En tous cas, je vous serai reconnaissant de à vous toutes et tous de remplir la boite postale et le courrier électronique de ce Monsieur Nohl avec des messages concernant ce qu’il est en train de me faire subir et qui va au delà d’une condamnation à 14 ans. Il est en train de me tuer ou d’y contribuer très activement, ce qui revient au même. Qu’au moins je purge cette peine sans suppléments spéciaux et qu’il m’enlève cette étiquette de terroriste qu’il m’a apposée et qui ne me correspond en rien.

Une accolade libertaire à touTes les compagnonNEs. Je vous aime.

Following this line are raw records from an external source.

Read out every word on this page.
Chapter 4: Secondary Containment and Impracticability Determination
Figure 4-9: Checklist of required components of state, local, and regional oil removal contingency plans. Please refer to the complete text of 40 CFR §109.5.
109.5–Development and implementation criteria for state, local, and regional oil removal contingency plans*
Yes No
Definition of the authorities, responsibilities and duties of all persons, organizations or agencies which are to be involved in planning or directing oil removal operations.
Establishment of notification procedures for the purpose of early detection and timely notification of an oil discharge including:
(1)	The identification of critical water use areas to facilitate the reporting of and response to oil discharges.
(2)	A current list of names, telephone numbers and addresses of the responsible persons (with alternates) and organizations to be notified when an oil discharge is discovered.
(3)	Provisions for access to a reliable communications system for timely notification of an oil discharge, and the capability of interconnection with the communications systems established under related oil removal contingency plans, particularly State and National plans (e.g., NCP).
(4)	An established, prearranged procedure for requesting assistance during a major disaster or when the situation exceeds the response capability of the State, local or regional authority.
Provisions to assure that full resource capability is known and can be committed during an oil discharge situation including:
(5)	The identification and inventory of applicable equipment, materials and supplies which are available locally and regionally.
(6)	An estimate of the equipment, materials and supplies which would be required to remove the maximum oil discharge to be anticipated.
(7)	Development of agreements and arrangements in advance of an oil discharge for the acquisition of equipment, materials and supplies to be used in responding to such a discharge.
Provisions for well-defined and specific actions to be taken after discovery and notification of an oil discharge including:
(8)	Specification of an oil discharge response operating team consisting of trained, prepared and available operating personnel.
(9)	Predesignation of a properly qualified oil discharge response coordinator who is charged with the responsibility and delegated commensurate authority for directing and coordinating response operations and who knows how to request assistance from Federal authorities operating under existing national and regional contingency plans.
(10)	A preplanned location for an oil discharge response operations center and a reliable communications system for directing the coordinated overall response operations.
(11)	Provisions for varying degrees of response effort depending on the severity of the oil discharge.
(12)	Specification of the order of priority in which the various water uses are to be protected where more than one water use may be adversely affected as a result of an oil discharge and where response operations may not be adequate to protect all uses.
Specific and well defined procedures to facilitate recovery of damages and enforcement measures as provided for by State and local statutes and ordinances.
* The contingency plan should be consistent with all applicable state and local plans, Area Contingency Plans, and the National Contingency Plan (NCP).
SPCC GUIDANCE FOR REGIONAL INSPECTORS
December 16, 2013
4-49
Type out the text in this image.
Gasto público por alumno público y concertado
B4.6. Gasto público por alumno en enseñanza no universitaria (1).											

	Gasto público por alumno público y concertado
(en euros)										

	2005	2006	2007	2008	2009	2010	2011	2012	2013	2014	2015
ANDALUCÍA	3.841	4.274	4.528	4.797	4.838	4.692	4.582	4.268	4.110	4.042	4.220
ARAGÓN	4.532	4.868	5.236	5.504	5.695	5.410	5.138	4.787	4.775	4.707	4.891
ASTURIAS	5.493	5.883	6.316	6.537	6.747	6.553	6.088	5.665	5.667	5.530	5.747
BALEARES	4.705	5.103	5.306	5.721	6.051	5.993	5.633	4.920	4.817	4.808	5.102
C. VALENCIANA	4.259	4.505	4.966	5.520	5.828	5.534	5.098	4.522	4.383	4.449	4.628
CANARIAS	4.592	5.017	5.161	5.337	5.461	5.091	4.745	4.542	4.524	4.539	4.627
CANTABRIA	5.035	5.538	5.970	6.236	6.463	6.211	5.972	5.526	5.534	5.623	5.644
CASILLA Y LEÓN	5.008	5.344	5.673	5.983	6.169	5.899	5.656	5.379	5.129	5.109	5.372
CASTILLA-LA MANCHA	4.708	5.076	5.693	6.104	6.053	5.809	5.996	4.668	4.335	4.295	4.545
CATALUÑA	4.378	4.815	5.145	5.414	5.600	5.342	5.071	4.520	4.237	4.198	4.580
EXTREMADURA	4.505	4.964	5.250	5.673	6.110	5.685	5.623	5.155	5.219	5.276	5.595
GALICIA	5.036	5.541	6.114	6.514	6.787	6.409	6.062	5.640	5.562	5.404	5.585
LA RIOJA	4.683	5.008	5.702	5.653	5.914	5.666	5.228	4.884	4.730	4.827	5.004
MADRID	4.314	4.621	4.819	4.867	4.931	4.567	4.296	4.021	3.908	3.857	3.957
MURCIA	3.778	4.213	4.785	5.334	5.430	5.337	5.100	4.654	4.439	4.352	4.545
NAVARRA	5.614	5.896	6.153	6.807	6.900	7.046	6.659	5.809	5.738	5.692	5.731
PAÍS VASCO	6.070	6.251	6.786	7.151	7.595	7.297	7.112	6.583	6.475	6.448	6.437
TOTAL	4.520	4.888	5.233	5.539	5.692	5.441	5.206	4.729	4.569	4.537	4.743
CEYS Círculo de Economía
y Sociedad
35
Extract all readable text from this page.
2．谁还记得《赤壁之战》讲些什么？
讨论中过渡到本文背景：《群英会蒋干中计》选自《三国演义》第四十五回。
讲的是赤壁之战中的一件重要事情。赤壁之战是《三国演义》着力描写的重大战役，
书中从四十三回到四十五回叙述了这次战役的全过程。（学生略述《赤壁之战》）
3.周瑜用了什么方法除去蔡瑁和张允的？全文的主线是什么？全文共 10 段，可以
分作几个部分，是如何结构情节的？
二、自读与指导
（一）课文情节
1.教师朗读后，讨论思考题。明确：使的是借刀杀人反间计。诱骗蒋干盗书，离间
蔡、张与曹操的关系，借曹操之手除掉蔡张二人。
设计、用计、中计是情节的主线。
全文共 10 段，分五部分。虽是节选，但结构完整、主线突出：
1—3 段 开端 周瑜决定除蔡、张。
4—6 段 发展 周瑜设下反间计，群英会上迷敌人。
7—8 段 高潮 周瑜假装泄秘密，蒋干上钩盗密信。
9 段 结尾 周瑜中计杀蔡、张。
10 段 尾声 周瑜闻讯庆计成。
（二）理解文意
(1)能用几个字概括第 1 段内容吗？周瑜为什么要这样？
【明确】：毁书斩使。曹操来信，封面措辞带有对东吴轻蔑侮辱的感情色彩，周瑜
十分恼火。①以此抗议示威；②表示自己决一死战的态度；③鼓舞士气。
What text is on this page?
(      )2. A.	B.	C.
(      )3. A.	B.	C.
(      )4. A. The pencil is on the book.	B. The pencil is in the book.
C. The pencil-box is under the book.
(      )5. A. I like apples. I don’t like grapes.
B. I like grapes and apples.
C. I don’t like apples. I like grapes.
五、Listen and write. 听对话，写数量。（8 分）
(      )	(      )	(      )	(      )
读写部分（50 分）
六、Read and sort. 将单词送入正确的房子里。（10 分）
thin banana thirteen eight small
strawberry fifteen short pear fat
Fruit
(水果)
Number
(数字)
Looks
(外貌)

Une psychiatre vient de quitter la cellule. Je lui ai parlé à poil. Je lui ai dit que je n’étais pas exhibitionniste, mais que tant qu’ils ne me donneraient pas mes caleçons avec le reste de mes affaires, je supporterai ça ici jusqu’à la mort. Je lui ai posé mes exigences, après lui avoir assuré que je n’avais pas non plus besoin de psychiatres. Seulement de pouvoir me retrouver dans des conditions plus dignes. Je me sens très vulnérable face à tout ce qu’ils me font vivre depuis ces 16 mois que dure ma détention. Toujours enfermé en cellule ave très peu de contacts ave les autres prisonniers, bâillonné au tribunal tout le temps qu’a duré le procès, les transferts, et finalement obligé de protester contre l’isolement en faisant une grève de la faim et de la soif. CompagnoNEs, s’il vous plaît, je ne sais pas comment fonctionne la machine justicière ici, mais j’exige que soient respectés mes droits d’homme et de personne pour accomplir cette peine que l’on m’impose dans des conditions d’une dignité minimum. Qui applique ce critère d’isolement absolu à mon encontre ?

Une autre grande accolade à toutes et tous.

Aujourd’hui c’est moi, mais demain ou bientôt qui d’autre ? Solidarité !!!